Let me know any suggestions you might have in this early stages of getting healthy again.
Good for you! Getting it out in the open is the first step.
ReplyDeleteThere are lots of things that you could do for breakfast. Most cereals aren't actually very healthy for you. Your food of course would not even have to be breakfast food. Nothing to say you can't have "lunch" for breakfast. First of all, make sure you are not cutting a ton of calories on you A.M. meal. Breakfast should be one of your larger meals of the day. Try to do a carbohydrate and a protein so you don't get hungry too fast.
If you want something quick you could consider a protein bar. I like Luna bars and Zone perfect bars. There are tons of other out there. watch the fat and saturated fat in some of them....pretty high. You don't want to do too many a day. You could do fruit, yogurt, along with some protein such as cheese or peanut butter. You could make a protein shake with milk, fruit, protein powder, etc. Those are some of the non cook ideas that come to mind.
You might aim for about 300-400 calories at breakfast...depending on how many meals you eat a day. I would aim for about 1400 calories per day. You could even go up to 1600 if you are having a "i'm starving to death day" That is plenty of a deficit if you are moving in the least bit to lose weight. Call body bugg and see what the problem is with your account, they should be able to fix it for you. Or get a pedometer and aim for the 10000 steps a day. Do not go below 1200 calories!!!!!!!!!!!!!!! I repeat, do not go below 1200!!!!!!!!! Your body will think you are starving and you will lose for awhile but your metabolism will subsequently poop out on you. That is all for now.

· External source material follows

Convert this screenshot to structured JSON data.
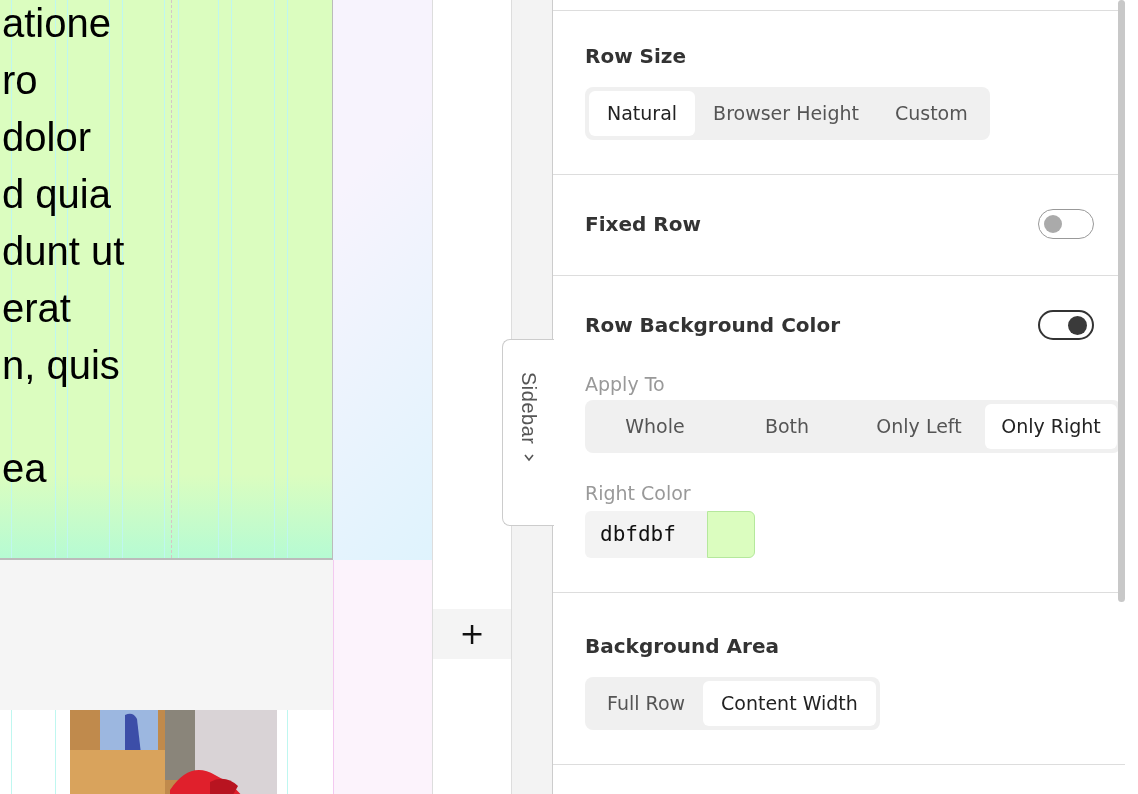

Yes, I would agree with the not below 1200 calories. Good job on getting started too!
ReplyDeleteI've been into oatmeal lately. It's kind of weird as I usually hate it, but I've been getting the steel cut kind, but it takes awhile to make them (like 20 minutes). But it is really filling, and I top it with some yogurt to give it some sweetness.
If you really like muffins, I could look around for some healthier/more filling recipes - you could just stick a bunch in your freezer once you make them and then thaw them out as you need them for a quick breakfast on the run.
I've also been into whole wheat tortillas (the high fiber ones) and filling them with fresh vegetables and some nuts and a touch of low-fat dressing. Not necessarily a breakfast item, but still yummy. You could always toss in a bit of cooked chicken/turkey if you want something a little more substantial. Protein smoothies are good too like Stacey said.
Maybe you could get Dad to come with you on the walking track here in Wellman and he could walk with you when it's nice and wintery out. That way you wouldn't have to drive if you didn't want to. I would love to join you anytime I am available. It's a nice little track to walk on and it's indoors!